Our Own Hall of Fame
MILTON CANIFF
METICULOUS RESEARCHER
Caniff’s China Lore Came from Library
DAYTON DAILY NEWS FEBRUARY 20, 1961
BY MARY ELLEN LYNCH
Daily News Staff Writer
Sixteenth of a Series
The best advice Milton Caniff ever got came from the managing editor of the Columbus Dispatch 30 years ago. It was “Always draw your stuff for the guy who buys the paper. The kids will never see it unless the old man likes it well enough to bring it home.”
Today ex-Daytonian Caniff’s slick, sophisticated strip, “Steve Canyon,” appears in upwards of 600 daily newspapers.
Caniff created his first comic strip, “Si Plug,” strictly for family consumption when he was an eighth grader at Ruskin school.
He already had a career behind him as a Western Union messenger boy in his native Hillsboro and as a Hollywood bit player when the Caniffs settled in Dayton in 1918. (His father, John W. Caniff, a printer by trade, died last year. His mother still lives here.)
AT STIVERS high school Milt branched out drawing first for the school paper, then for the Journal Herald where he also worked as an office boy.
In school, “Sniff” Caniff was a busy debater, student council member and cheerleader. All this, plus Eagle Scout, Cricket Holler counselor and part-time art teacher at the YMCA.
MILT TOOK a yellow slicker and an open Ford to Ohio State. There he majored in fine arts, pledged Sigma Chi (and today is a “Significant Sig” along with Booth Tarkington and others), carried spears in visiting road shows, drew for the Lantern and Sun Dial and picked up $17 a week as a retoucher on the Columbus Dispatch.
After graduation in 1930 he married his Stivers steady, Esther Parsons, and settled down as a full-time artist on the Dispatch.
BUT TWO YEARS later depression cutbacks lopped off Caniff’s job and he put in a stint as an advance man for a Broadway road company, before snaring a $60-a-week job with the Associated Press in New York.
First he was a general artist, then got his own strip, a kids’ adventure type called “Dickie Dare.” Two years later Caniff’s break came.
CHICAGO TRIBUNE—New York News syndicate, which represented the big time for cartoonists, wanted a suspense-adventure strip with a China setting. Caniff was tapped to do it and, in 1934, “Terry and the Pirates” was born.
A meticulous researcher, he had never been to China, so he went to the next best place—the public library. He steeped himself in China lore and goofed only a few times (once he called Hong Kong a U. S. Naval base) during his 13 years with “Terry.”
USING LIVE models and sharp dialogue, Caniff added a new ingredient to the comic page—glamour. From his pen flowed the Dragon Lady, Burma, Lace, Raven Sherman.
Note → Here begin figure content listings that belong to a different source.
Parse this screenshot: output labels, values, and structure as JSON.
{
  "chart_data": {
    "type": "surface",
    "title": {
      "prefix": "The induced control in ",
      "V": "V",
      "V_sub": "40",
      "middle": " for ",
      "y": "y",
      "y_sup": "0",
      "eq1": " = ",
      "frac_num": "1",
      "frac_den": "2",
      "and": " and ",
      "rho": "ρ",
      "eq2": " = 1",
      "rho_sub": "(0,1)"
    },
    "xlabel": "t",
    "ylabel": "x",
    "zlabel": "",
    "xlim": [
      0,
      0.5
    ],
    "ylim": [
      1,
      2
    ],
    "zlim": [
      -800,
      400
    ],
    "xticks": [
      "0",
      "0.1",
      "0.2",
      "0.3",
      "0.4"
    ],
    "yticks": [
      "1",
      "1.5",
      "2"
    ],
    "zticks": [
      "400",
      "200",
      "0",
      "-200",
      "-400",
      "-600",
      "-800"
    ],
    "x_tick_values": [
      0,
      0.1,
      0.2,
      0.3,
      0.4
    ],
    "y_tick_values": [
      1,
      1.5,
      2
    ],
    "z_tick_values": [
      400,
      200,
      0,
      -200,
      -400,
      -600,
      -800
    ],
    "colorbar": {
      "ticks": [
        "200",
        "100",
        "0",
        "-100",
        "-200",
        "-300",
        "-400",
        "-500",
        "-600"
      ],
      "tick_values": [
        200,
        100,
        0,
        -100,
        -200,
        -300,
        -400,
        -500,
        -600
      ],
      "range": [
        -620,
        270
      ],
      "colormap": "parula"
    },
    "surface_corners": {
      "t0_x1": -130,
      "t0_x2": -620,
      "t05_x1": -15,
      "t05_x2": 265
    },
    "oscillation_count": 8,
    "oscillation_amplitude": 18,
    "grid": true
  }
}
(When he killed off Raven he received 1,400 sympathy letters and countless floral offerings.) Caniff picked up fans like Margaret Truman, John Steinbeck and the Duke of Windsor. He also picked up a reputation as the best draftsman and most accurate workman in his profession.
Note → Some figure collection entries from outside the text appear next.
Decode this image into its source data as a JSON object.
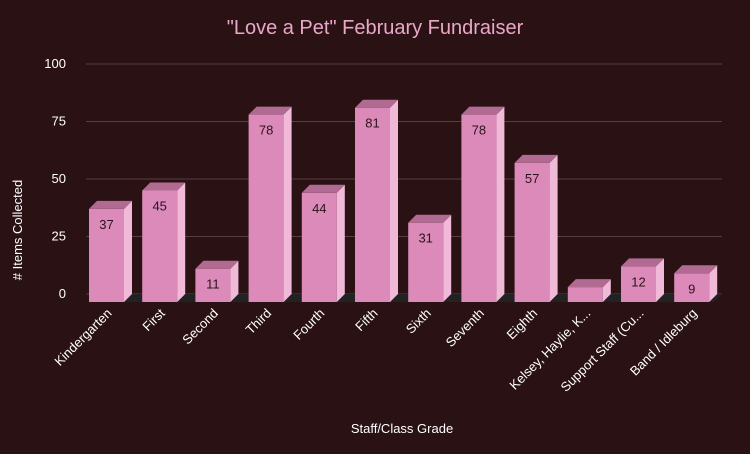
{
  "chart_data": {
    "type": "bar",
    "title": "\"Love a Pet\" February Fundraiser",
    "xlabel": "Staff/Class Grade",
    "ylabel": "# Items Collected",
    "ylim": [
      0,
      100
    ],
    "yticks": [
      0,
      25,
      50,
      75,
      100
    ],
    "grid": true,
    "categories": [
      "Kindergarten",
      "First",
      "Second",
      "Third",
      "Fourth",
      "Fifth",
      "Sixth",
      "Seventh",
      "Eighth",
      "Kelsey, Haylie, K...",
      "Support Staff (Cu...",
      "Band / Idleburg"
    ],
    "values": [
      37,
      45,
      11,
      78,
      44,
      81,
      31,
      78,
      57,
      3,
      12,
      9
    ],
    "colors": {
      "background": "#2a1114",
      "bar_front": "#dc8ab9",
      "bar_side": "#f1b9d8",
      "bar_top": "#b16a92",
      "floor": "#222222",
      "gridline": "#5b3c40",
      "title": "#e9a8c8",
      "outside_label": "#dc8ab9"
    }
  }
}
WHEN HE QUIT “Terry” in 1947, the strip had a readership of 31 million.
A week later Caniff opened up shop—for a weekly paycheck of $2,000—at the Chicago Sun-Times syndicate and “Steve Canyon” made his bow. (Caniff made the change principally because he would own the copyrights to “Canyon” himself. “Terry,” still drawn by another artist, is owned by The Tribune-News syndicate.)
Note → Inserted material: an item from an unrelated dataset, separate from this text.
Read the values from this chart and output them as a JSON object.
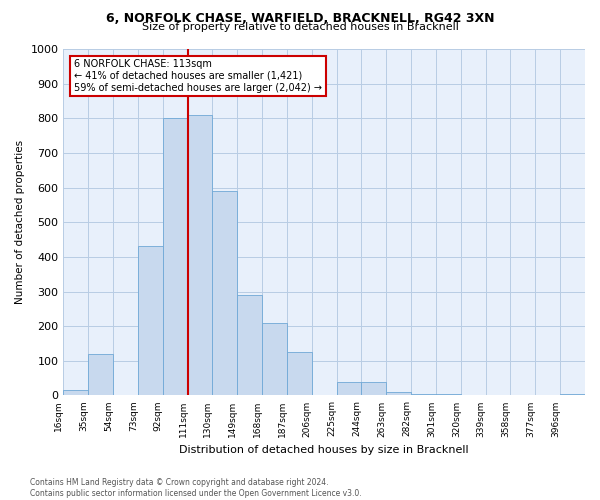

SOME OF his episodes, such as an Allied paratroop invasion of Burma and speculation that the Russians were prefabricating sub marines in warm water ports, have proved prophetic. So have some of his words. In college, he considered tackling a career in the theater but decided to go on drawing for awhile because, as he told a friend: “There’s no telling where it might lead to.”